Produtores da Rússia que carregam uma dívida de quase 50 bilhões de dólares terão problemas para financiar a semeadura de primavera no hemisfério norte caso o país imponha limites à exportação de grãos e force os produtores a venderem a baixos preços domésticos, disse o diretor de um sindicato de produtores em entrevista.
Os produtores acumularam a dívida durante a crise financeira de 2008, que foi acompanhada por um excedente de safra de grãos em 2009 e depois, pela pior seca em décadas em 2010, que levou a Rússia a proibir a exportação por quase um ano.
A Rússia emergiu da proibição de 2010/11 posicionada para exportações recordes em 2011/12, com grandes estoques, porém, o embargo deixou os produtores em circunstâncias financeiras precárias e ainda com pesadas dívidas, que desencorajaram a semeadura de primavera deste ano.
Isso contribuiu para uma escassez de oferta criada pela seca deste ano, que reduziu a produtividade em quase 30 por cento, disse à Reuters o diretor do Sindicato de Produtores de Grãos, Pavel Skurikhin, também presidente do conselho de uma grande produtora baseada na Sibéria.
“Os bancos não foram capazes de financiá-los”, disse Skurikhin. “Tudo já havia sido comprometido”
Qualquer decisão do governo de impor restrições às exportações poderia ter o mesmo efeito este ano, advertiu ele.
Skurikhin é um participante regular nas reuniões da recém-formada comissão de segurança alimentar do governo, principal fórum de discussão política sobre potenciais restrições de oferta.
A comissão é presidida pelo vice primeiro-ministro Arkady Dvorkovich, que se opôs fortemente às restrições de exportação após reunião na última sexta-feira. Porém, traders acreditam que uma restrição pode ser anunciada em outubro.
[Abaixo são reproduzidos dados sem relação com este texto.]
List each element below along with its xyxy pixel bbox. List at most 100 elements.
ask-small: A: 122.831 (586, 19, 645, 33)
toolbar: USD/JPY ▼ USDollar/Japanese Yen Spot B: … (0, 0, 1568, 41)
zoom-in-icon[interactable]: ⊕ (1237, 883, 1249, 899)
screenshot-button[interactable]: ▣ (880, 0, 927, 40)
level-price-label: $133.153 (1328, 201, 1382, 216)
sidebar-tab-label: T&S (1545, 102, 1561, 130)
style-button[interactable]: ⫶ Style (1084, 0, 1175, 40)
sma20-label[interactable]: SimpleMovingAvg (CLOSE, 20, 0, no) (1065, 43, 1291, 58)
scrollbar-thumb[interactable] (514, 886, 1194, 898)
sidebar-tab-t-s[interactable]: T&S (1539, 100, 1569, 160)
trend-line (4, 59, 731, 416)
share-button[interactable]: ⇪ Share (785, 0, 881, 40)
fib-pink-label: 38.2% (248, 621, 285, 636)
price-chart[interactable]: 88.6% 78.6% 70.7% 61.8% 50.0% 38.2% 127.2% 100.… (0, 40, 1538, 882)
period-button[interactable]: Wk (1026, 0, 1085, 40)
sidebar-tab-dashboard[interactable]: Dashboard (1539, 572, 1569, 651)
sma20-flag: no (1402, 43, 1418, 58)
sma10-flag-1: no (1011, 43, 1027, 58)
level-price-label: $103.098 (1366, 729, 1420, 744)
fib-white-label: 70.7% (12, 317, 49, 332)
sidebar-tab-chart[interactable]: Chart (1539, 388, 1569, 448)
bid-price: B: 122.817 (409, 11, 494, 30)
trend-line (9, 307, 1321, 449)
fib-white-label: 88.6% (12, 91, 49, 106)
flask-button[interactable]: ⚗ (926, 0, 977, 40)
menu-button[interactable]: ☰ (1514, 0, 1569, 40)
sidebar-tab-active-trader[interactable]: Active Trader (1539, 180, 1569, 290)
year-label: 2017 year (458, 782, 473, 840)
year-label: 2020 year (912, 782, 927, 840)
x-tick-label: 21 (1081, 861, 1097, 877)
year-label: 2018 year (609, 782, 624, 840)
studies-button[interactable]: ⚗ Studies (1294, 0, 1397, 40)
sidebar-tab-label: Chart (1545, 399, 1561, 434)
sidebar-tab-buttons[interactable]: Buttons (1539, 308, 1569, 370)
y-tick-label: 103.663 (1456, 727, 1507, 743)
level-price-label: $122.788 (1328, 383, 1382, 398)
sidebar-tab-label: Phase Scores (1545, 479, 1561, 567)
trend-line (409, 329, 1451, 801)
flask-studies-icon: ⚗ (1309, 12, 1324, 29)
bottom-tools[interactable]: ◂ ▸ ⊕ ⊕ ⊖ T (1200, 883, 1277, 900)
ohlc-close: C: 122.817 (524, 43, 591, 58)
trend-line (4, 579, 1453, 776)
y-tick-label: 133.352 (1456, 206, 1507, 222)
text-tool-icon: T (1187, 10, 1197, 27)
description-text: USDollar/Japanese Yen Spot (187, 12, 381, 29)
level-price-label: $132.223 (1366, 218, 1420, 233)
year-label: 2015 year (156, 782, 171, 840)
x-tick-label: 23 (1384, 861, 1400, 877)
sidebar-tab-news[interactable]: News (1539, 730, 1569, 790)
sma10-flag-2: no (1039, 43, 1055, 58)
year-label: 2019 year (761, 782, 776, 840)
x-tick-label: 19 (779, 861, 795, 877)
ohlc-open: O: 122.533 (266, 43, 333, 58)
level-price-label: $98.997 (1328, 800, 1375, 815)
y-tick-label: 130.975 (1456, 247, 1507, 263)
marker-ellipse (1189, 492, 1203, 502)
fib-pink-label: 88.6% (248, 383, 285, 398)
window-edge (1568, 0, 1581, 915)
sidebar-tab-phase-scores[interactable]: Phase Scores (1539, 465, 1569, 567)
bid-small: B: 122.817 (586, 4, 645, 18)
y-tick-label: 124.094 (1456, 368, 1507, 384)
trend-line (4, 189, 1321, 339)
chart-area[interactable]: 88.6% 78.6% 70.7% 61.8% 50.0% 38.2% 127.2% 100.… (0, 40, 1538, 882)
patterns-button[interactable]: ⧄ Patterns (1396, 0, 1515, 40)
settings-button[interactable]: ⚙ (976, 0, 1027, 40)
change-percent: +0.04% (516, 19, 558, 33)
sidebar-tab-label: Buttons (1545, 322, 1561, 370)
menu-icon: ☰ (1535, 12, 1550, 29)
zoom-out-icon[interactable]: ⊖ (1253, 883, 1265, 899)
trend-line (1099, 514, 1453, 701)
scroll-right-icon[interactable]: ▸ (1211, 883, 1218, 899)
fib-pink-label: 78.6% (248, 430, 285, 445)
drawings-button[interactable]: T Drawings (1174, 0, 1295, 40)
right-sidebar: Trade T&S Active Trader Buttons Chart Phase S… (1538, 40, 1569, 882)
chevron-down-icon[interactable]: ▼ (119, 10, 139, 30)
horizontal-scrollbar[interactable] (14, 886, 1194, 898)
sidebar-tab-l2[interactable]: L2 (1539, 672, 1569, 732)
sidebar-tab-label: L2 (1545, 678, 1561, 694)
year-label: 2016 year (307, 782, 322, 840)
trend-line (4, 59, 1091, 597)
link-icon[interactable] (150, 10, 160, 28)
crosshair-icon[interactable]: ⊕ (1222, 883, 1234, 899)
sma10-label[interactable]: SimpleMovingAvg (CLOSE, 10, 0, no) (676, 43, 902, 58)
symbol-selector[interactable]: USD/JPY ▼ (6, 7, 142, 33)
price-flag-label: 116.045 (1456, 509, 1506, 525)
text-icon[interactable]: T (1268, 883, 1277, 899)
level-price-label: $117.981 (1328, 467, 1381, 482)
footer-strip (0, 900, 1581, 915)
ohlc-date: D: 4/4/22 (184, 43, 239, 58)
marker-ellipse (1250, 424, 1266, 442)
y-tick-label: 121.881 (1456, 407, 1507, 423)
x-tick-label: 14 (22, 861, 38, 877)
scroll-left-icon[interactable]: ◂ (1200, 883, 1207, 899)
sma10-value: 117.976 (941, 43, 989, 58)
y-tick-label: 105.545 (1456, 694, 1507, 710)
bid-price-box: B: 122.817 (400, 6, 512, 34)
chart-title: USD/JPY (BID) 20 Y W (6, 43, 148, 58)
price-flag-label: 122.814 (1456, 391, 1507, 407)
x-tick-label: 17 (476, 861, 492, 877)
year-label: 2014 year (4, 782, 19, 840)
“Eu gostaria de evitar restrições às exportações. Elas podem deixar os produtores fora da semeadura de primavera (do hemisfério norte)”, disse Skurikhin.
Caso um limite seja imposto, os preços domésticos devem cair, deixando os produtores com poucos fundos e menor apetite para a campanha de semeadura de primavera.
“Se evitarmos usar métodos de fora do mercado para influenciar o mercado, vamos criar estímulos para semeaduras de boa qualidade na primavera.”
Skurikhin estimou que as dívidas do setor, acumuladas por quase quatro anos, estão maiores que a receita agrícola anual, em 1,5 trilhão de rublos (46 bilhões de dólares).
“As medidas de suporte do governo estão sendo discutidas agora, mas esses empréstimos já foram prorrogados duas vezes, em 2008 e 2010”, acrescentou ele. “Não há motivo para prorrogar uma terceira vez.”
Antes da seca, a Rússia esperava atingir a safra do ano passado de 94 milhões de toneladas. O sindicato de produtores de Skurikin foi um dos primeiros a sugerir que a colheita russa pode cair abaixo das estimativas oficiais, para 70 milhões de toneladas.